She denounced the vote as a “dictated peace” that’s contrary to free and fair elections and warned that no citizen is either free or safe in Ukraine’s Russian-occupied territories as long as “this Russian diktat” prevails there.
— Russia poised to annex occupied Ukrain e after sham vote
— US: Focus new Russia sanctions on oil revenue, arms supplies
— Europe ramps up energy security after suspected sabotage
— Moscow tries to draft fleeing Russian men at the borders
— Ukrainian activist among winners of ‘Alternative Nobel’
— Agency: joining NATO makes Finland target for Russian ops
KYIV — Ukraine’s presidential office says that at least eight civilians have been killed and 16 others have been wounded by the latest Russian shelling.
The office said Thursday casualties include two adults and a child killed by a missile strike on the city of Dnipro Wednesday.
The attack injured five – including a 12 year-old girl pulled from the rubble – and damaged 60 houses, a street market and power lines.
Russian shelling also hit Nikopol across the Dnieper River from the Russia-occupied Zaporizhzhia nuclear power plant.
In the eastern Donetsk region, Russian artillery barrages killed five civilians and wounded four.
Meanwhile, authorities in the eastern Ukrainian city of Kramatorsk say 11 people have been wounded – one seriously – after four rockets hit the city. Thursday’s early morning attack damaged high-rise buildings and private homes.
STOCKHOLM — A fourth leak to the Nord Stream pipelines conveying natural gas from Russia to Germany has been reported off southern Sweden.
Earlier, three leaks had been reported on the two underwater pipelines. Seismologists detected two explosions were detected before reports of the leaks which officials believe were “deliberate actions.”
Some experts have said Russia is likely to blame for any sabotage — it directly benefits from higher energy prices and economic anxiety across Europe.
Sweden’s coast guards told Swedish news agency TT on Thursday that the fourth leak was off Sweden. All the leaks are in international waters.
KYIV — Authorities say Russian missile fire targeted the eastern Ukrainian city of Dnipro overnight, killing at least three people and wounded five others.
Valentyn Reznichenko, the governor of the wider Dnipropetrovsk region, said fire damaged homes, a market, cars, buses and electrical lines.
KYIV — Authorities say the hometown of Ukrainian President Volodymyr Zelenskyy has again been targeted by Russian missile fire.
Ukrainian military officials said Thursday a Russian Kh-59 missile struck Kryvyi Rih on Wednesday night. The Russian fire struck a grain depot while others were shot down.

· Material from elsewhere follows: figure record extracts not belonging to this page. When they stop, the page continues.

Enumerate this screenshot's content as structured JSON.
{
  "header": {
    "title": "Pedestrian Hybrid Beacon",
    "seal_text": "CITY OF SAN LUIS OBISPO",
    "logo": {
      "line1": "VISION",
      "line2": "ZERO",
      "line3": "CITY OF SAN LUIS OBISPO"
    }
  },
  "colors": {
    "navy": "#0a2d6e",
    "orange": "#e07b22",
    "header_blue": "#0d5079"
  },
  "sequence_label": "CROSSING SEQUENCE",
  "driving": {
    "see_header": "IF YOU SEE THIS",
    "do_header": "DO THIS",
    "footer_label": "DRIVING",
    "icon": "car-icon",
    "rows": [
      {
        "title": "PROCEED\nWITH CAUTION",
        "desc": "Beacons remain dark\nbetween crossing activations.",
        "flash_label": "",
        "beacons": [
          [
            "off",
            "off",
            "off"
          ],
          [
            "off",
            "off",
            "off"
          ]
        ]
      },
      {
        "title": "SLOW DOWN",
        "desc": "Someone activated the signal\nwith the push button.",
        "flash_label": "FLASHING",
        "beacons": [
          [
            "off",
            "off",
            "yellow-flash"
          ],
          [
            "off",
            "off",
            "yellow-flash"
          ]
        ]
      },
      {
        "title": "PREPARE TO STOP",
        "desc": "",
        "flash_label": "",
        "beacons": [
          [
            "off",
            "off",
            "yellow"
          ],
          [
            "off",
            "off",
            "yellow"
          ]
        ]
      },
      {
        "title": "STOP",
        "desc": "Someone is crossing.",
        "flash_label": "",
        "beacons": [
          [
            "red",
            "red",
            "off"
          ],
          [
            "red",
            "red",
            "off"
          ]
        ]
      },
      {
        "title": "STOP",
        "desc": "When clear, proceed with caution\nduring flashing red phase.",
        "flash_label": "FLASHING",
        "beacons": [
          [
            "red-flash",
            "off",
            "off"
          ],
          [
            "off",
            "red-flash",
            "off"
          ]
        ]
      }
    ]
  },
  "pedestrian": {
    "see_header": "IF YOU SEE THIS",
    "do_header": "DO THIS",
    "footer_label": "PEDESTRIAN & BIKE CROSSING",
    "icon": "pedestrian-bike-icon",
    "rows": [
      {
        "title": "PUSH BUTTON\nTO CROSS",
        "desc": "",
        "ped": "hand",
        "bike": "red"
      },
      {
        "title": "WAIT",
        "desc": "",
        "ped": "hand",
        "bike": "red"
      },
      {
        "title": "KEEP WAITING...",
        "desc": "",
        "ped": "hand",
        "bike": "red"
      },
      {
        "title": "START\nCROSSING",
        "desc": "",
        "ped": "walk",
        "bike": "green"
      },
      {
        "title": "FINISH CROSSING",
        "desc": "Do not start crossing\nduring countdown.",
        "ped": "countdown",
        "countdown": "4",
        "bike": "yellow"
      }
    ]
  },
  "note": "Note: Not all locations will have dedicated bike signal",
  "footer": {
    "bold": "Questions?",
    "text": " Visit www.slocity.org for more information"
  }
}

Kryvyi Rih is some 350 kilometers (215 miles) southeast of Kyiv.
KYIV — The Ukrainian military says it is sending undertrained fighters to the battle front as it tries to reinforce its positions in the eastern Ukrainian city of Lyman.
The Ukrainian military’s general staff said Thursday that of seven Russian tanks sent to Lyman recently, Russian troops crashed two of them on the way there.
It also said troops manning the tanks did not undergo training on how to use the vehicle’s weapons.
The Ukrainian military did not elaborate on how it knew about the tank unit’s condition. But Ukraine’s intelligence services have played purportedly intercepted phone calls of Russian troops complaining about their conditions on the front line.
KYIV — Britain’s military says the number of Russian military-age men fleeing the country likely exceeds the number of forces Moscow used to initially invade Ukraine in February.
The British Defense Ministry made the estimate in its daily intelligence briefing Thursday amid a Russian push to mobilize more troops to replenish losses its forces have suffered in Ukraine.
The ministry said those who are financially better off and better educated are over-represented amongst those attempting to leave Russia.
It added that the economic impact from the call-up as a result of a loss of labor in combination with a ‘brain drain’ “is likely to become increasingly difficult.”
KYIV — A Washington-based think tank says Ukrainian soldiers continue to advance around a key northeastern city occupied by Russian forces and may soon encircle it entirely.
The Institute for the Study of War, citing Russian reports, said Thursday that Ukrainian forces have taken more villages around Lyman, a city some 160 kilometers (100 miles) southeast of Kharkiv, Ukraine’s second-largest city.
Lyman had been a key node in Russia’s front-line operations in the region before Ukrainian forces retook vast swathes of territory in the northeast earlier this month.
The institute said a possible collapse of the Lyman pocket would allow Ukrainian troops to “threaten Russian positions along the western Luhansk” region.
The institute suggested additional Russian losses would further erode morale amid a call-up of hundreds of thousands of men — the country’s first since World War II.